Setiap pemegang saham TBIG akan menerima Rp47 per saham, sebagaimana disepakati dalam RUPST yang digelar pada 9 Juni 2026. Besaran dividen per saham mencerminkan kebijakan pendanaan laba yang diterapkan perseroan. Investor perlu memahami bahwa jumlah ini berbanding dengan ekuitas dan tingkat likuiditas perseroan.
Dengan harga penutupan saham TBIG di Rp1.470 per saham pada 11 Juni 2026, yield dividen mencapai 3,20 persen. Nilai dividen yang dibagikan setara sekitar 73,94 persen dari laba bersih yang diatribusikan kepada entitas induk sebesar Rp1,42 triliun. Selain itu, saldo laba ditahan mencapai Rp6,44 triliun dan total ekuitas Rp12,7 triliun, menunjukkan basis keuangan yang relatif kuat untuk mendukung pembayaran dividen dan investasi masa depan. Dividen akan mengalir ke rekening pemegang saham yang tercatat pada daftar pemegang saham (DPS) pada tanggal 22 Juni 2026.
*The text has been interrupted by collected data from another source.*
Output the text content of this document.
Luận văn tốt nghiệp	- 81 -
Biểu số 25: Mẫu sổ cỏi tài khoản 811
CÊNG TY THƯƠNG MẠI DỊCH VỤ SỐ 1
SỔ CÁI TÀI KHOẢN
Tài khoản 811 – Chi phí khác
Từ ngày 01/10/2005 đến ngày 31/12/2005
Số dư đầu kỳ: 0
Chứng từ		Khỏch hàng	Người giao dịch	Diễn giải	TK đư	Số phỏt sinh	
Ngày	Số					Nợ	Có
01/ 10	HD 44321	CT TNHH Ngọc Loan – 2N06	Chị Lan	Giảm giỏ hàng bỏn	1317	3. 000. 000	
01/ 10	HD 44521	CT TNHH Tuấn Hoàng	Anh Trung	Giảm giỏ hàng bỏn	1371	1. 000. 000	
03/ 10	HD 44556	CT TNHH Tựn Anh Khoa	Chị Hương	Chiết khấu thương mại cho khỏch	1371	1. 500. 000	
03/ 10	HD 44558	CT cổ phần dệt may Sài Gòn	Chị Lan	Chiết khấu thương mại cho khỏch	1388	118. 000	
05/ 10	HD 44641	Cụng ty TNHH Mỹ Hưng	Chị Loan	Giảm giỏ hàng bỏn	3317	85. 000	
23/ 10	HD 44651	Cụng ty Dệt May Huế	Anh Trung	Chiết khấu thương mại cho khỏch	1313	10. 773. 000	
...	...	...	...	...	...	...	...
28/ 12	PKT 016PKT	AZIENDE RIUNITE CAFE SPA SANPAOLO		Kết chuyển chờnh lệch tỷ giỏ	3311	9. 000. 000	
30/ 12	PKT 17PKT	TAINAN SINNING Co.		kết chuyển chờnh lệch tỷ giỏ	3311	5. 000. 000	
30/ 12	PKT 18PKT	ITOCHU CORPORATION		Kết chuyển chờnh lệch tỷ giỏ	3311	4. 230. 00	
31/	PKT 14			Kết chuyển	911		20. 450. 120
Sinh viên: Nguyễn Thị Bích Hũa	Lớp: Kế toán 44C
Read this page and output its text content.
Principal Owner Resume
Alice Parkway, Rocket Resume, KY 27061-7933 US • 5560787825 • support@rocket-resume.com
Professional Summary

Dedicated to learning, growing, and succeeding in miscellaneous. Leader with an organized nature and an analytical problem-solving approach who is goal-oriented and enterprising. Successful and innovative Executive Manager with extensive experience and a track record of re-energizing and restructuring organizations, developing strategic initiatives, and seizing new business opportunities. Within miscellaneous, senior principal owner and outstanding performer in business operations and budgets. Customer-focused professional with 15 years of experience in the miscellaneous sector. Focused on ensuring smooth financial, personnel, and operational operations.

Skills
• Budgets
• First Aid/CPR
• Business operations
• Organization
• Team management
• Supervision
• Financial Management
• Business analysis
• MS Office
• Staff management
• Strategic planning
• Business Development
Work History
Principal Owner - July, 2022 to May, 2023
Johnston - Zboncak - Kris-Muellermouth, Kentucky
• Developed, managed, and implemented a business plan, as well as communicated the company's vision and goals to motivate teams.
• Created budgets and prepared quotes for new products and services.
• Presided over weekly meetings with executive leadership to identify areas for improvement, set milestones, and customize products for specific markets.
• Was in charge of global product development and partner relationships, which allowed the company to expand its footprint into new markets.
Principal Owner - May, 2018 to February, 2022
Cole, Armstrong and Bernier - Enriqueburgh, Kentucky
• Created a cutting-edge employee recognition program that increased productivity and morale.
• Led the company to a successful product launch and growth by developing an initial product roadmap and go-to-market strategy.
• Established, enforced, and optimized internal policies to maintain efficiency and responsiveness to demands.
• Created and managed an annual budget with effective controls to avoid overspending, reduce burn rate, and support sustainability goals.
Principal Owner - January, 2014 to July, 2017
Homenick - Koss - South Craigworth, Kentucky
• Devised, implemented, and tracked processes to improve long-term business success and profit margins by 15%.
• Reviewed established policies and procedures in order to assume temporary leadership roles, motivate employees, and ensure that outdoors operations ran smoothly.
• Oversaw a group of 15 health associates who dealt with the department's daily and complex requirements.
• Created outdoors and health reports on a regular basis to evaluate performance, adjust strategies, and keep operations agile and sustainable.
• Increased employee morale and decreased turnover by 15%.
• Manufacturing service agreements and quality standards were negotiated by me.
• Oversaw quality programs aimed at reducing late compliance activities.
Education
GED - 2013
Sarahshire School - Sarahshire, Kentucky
Pembayaran dividen ini menggarisbawahi fokus TBIG pada pemberian imbal hasil kepada pemegang saham sambil menjaga arus kas dan laba. Kebijakan dividend payout sekitar 73,94 persen dari laba bersih menunjukkan keseimbangan antara distribusi dan investasi internal. Analisis ini disusun oleh Cetro Trading Insight, bagian analitik dari platform Cetro.
Saldo laba ditahan dan ekuitas yang cukup tinggi memberi ruang bagi TBIG untuk membiayai proyek infrastruktur tanpa terlalu mengandalkan utang jangka pendek. Meski demikian, investor perlu memantau dinamika kinerja laporan laba rugi dan fluktuasi tarif layanan.
Konteks pasar infrastruktur di Indonesia dan dinamika suku bunga juga mempengaruhi persepsi terhadap dividen TBIG. Kalendar pembayaran dengan record date 22 Juni 2026 menjadi sinyal penting bagi manajer portofolio untuk menimbang kepemilikan saham ini sebelum ex-dividend date. Secara keseluruhan, sinergi antara kinerja keuangan TBIG dan kebijakan pembayaran dividen akan menjadi fokus analisis pasar dalam beberapa bulan ke depan.